People rush to be first with their incense in paying tribute to Wong Tai Sin right at the start of the Lunar New Year - 11pm tomorrow - as they believe it will assure them of good fortune.
The temple will then remain open overnight, and opening hours are being extended to 6.30pm until February 12.
Believers can also pay homage to Yue Lao - "The Old Man Under the Moon," who is the Taoist god who watches over marriages - tomorrow night.
They can take pictures with the god's statue, upload them to the temple's social media platforms and collect free souvenirs.

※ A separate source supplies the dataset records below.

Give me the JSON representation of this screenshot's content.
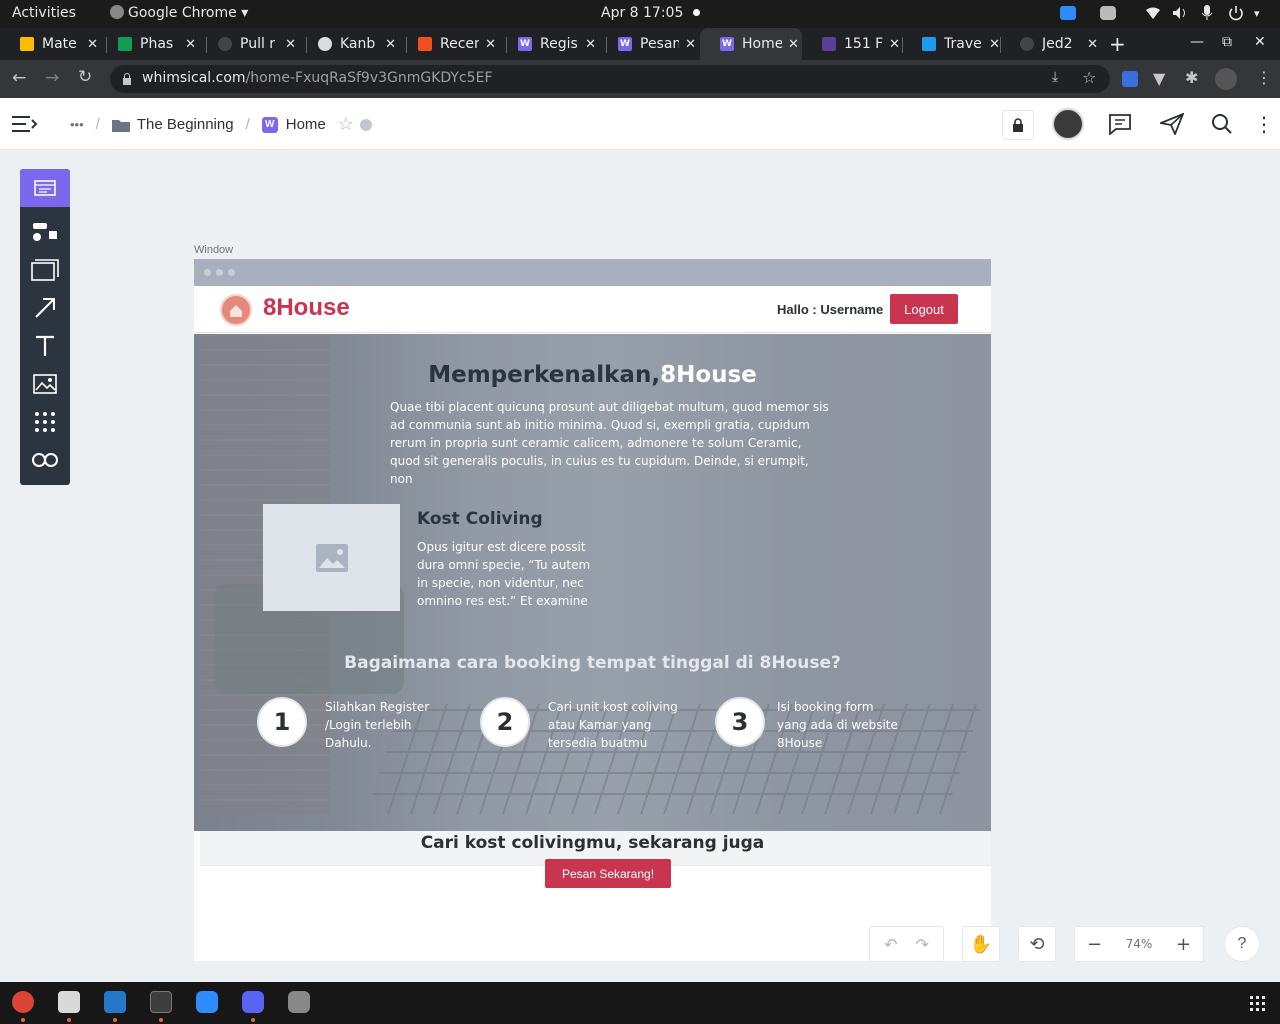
{
  "os": {
    "activities": "Activities",
    "app_menu": "Google Chrome",
    "clock": "Apr 8  17:05"
  },
  "tabs": [
    {
      "label": "Mate",
      "color": "#fbbc04",
      "icon": "google-drive-icon"
    },
    {
      "label": "Phas",
      "color": "#0f9d58",
      "icon": "sheets-icon"
    },
    {
      "label": "Pull r",
      "color": "#24292f",
      "icon": "github-icon"
    },
    {
      "label": "Kanb",
      "color": "#5f6368",
      "icon": "globe-icon"
    },
    {
      "label": "Recen",
      "color": "#f24e1e",
      "icon": "figma-icon"
    },
    {
      "label": "Regis",
      "color": "#7b68ee",
      "icon": "whimsical-icon"
    },
    {
      "label": "Pesan",
      "color": "#7b68ee",
      "icon": "whimsical-icon"
    },
    {
      "label": "Home",
      "color": "#7b68ee",
      "icon": "whimsical-icon",
      "active": true
    },
    {
      "label": "151 F",
      "color": "#5b3e96",
      "icon": "coolors-icon"
    },
    {
      "label": "Trave",
      "color": "#1d9bf0",
      "icon": "bird-icon"
    },
    {
      "label": "Jed2",
      "color": "#24292f",
      "icon": "github-icon"
    }
  ],
  "address": {
    "host": "whimsical.com",
    "path": "/home-FxuqRaSf9v3GnmGKDYc5EF"
  },
  "header": {
    "more": "•••",
    "folder": "The Beginning",
    "board": "Home",
    "board_icon": "W"
  },
  "wireframe": {
    "label": "Window",
    "brand": "8House",
    "greeting": "Hallo : Username",
    "logout": "Logout",
    "hero_title_a": "Memperkenalkan,",
    "hero_title_b": "8House",
    "hero_body": "Quae tibi placent quicunq prosunt aut diligebat multum, quod memor sis ad communia sunt ab initio minima. Quod si, exempli gratia, cupidum rerum in propria sunt ceramic calicem, admonere te solum Ceramic, quod sit generalis poculis, in cuius es tu cupidum. Deinde, si erumpit, non",
    "kost_title": "Kost Coliving",
    "kost_body": "Opus igitur est dicere possit dura omni specie, “Tu autem in specie, non videntur, nec omnino res est.” Et examine",
    "how_title": "Bagaimana cara booking tempat tinggal di 8House?",
    "steps": [
      {
        "n": "1",
        "text": "Silahkan Register /Login terlebih Dahulu."
      },
      {
        "n": "2",
        "text": "Cari unit kost coliving atau Kamar yang tersedia buatmu"
      },
      {
        "n": "3",
        "text": "Isi booking form yang ada di website 8House"
      }
    ],
    "cta_title": "Cari kost colivingmu, sekarang juga",
    "cta_button": "Pesan Sekarang!"
  },
  "controls": {
    "zoom": "74%",
    "help": "?"
  },
  "colors": {
    "accent": "#7b68ee",
    "brand": "#c9344f"
  }
}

There will also be a new electronic fortune stick-reading system from mid- February. Each stick drawn will include a radio frequency identification tag, and people can put the stick on a reader to check their fortunes.
There are three readers in the temple, and there will not be a charge for drawing a stick or for the fortune reading service.
Also starting this year, people aged from 17 to 60 can go through a ritual to acknowledge Wong Tai Sin as their godfather. That expands on a scheme started last year to bond youngsters from three to 16 with the deity.
Wong Chun-fu, who readers fortunes in the traditional way at Wong Tai Sin, said he was in no position to comment on the modern advance as he has not tried it. But he is confident people will stick with familiar fortune tellers because they offer personalized services and references.
Back to worldly street action in Tsim Sha Tsui, more than 3,000 performers and 10 floats will feature in the Lunar New Year parade. About 150,000 people are expected to line the route from the Cultural Centre to Middle Road on the first day of Year of the Rooster, the same number as last year.
Cathay Pacific, the parade's title sponsor, will have a float accompanied by 80 dancers in male-female pairs selected from staff. Disneyland's float will be led by superhero Iron Man, while Ocean Park, celebrating 40 years in business, will have an anniversary- themed float with new mascot series Whiskers and Friends.
The Hong Kong Tourism Board's float features 20 Lego-style figures representing walks of life in the SAR while its Macau counterpart's float is based on the Rooster of Barcelos, a favorite emblem of Portugal and associated with saving a man wrongly sentenced to death.
There are three fewer floats this year because of a temporary loss of space with the renovation of the Museum of Art, but there are 500 additional performers.